Some fundamentals are the same, like listening to the customers, the values, the way we treat our staff and the emphasis on efficiency. But customers are so different everywhere. We have to have different styles and serve completely different range in different stores. Here again is an exception. We were surprised that in Malaysia there was a demand for British style Tesco products.  

In Thailand, there is almost no parallel to the products here. Quality and service may be similar but products are entirely different. Here, the customers are so international, they have a taste for English products, English food. That was what initially brought about our availability problem.  

Would Tesco be interested to venture into e-commerce? 

We would venture into e-commerce, but we would need the scale of size first. We would need more stores and of course, the demand for this service. Currently, we don't have enough stores just yet. We could probably start this venture in e-commerce once we've got 9-10 stores. We'd have to be sure there is customer demand. We're running it in Korea at the moment, on a trial basis, and it's been very successful.
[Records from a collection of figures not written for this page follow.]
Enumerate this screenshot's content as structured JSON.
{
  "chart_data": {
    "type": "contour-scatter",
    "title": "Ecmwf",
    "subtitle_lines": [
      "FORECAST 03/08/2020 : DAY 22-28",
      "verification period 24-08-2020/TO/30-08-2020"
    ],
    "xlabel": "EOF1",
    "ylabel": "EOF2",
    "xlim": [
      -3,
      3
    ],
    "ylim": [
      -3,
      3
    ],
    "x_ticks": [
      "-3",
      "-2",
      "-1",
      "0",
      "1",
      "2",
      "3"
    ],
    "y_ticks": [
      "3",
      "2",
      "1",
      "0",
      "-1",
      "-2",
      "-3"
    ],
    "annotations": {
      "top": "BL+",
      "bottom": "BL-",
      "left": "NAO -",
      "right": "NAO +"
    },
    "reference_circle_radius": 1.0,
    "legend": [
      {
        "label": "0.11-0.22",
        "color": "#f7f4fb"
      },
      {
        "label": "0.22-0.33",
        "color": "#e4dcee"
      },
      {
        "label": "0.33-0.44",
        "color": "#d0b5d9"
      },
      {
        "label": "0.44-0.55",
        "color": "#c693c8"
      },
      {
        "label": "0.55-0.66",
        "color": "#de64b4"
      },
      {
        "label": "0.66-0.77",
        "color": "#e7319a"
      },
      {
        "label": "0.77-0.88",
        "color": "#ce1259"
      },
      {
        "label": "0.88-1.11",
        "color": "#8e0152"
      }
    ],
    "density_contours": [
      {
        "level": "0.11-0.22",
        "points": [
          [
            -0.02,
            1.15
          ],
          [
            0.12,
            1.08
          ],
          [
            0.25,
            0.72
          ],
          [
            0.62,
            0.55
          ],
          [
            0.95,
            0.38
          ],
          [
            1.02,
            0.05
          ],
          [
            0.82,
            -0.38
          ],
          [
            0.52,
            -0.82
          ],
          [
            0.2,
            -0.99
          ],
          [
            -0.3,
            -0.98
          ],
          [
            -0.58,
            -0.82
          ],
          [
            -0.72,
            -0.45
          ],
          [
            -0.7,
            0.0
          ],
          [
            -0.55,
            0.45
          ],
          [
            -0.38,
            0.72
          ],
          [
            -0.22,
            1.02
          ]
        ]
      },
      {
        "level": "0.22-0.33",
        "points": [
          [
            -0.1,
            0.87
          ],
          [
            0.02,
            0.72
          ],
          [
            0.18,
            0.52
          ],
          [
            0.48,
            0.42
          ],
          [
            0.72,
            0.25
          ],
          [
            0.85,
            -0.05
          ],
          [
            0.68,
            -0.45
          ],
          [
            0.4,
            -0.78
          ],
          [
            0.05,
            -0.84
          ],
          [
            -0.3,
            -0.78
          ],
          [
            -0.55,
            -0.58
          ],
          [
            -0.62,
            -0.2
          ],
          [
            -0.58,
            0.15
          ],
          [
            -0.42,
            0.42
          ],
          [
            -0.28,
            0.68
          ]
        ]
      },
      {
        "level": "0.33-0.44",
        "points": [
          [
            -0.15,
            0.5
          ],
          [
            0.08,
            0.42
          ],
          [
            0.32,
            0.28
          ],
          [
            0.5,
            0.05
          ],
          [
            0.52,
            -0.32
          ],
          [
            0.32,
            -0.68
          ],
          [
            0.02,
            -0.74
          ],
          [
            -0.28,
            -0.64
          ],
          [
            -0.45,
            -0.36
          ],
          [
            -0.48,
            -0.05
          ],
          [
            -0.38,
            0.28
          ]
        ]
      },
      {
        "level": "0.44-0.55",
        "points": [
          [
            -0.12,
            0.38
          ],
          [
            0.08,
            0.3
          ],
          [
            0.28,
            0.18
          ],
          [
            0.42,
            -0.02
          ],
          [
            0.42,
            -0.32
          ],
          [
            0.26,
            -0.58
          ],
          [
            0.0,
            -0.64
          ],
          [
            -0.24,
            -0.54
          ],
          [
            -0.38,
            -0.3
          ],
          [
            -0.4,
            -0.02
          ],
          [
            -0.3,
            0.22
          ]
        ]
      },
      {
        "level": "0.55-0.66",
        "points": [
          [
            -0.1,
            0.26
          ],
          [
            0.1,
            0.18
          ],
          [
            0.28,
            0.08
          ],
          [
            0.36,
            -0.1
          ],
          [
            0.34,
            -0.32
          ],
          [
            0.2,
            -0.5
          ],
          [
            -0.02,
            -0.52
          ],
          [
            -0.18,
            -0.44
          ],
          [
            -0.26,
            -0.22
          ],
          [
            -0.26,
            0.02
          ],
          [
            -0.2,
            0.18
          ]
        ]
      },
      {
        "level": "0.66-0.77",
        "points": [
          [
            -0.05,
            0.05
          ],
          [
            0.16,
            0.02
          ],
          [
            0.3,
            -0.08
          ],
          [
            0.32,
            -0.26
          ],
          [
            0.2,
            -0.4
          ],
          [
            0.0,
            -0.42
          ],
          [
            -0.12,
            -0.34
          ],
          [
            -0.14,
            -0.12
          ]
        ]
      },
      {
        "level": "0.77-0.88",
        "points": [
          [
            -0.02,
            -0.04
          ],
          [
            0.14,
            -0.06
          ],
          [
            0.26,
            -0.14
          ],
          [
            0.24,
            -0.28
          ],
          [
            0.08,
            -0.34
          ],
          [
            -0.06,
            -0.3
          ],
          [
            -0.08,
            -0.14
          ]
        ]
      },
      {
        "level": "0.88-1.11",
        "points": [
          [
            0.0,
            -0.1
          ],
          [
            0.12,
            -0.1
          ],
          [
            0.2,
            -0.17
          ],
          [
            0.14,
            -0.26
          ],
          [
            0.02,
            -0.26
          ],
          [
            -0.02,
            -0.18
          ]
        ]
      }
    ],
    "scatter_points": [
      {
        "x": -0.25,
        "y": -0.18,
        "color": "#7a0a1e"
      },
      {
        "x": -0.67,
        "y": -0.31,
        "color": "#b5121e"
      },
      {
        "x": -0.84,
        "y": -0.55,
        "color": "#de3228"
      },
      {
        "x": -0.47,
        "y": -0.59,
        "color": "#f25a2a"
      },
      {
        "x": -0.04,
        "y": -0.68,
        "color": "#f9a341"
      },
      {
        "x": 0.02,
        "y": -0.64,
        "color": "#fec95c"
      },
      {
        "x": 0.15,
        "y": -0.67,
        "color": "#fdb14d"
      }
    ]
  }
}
Internet penetration in Korea is second only after the US, so they've taken to home shopping easily.  

Is it a coincidence or is Tesco Malaysia opening stores near Jaya Jusco Stores (M) Bhd? 

That is definitely not a deliberate strategy, but we probably got similar reasons for going into those areas. The criteria for an ideal spot for a store isn't quite different among the competitors. So we're looking at transport networks, where people live, where people want to shop. We'll put a store there. We do not view then as our main competitor, the days are still early. 100 per cent of out focus is on customer needs. And if we get that right, we're going to be successful. We're not particularly looking over our shoulders.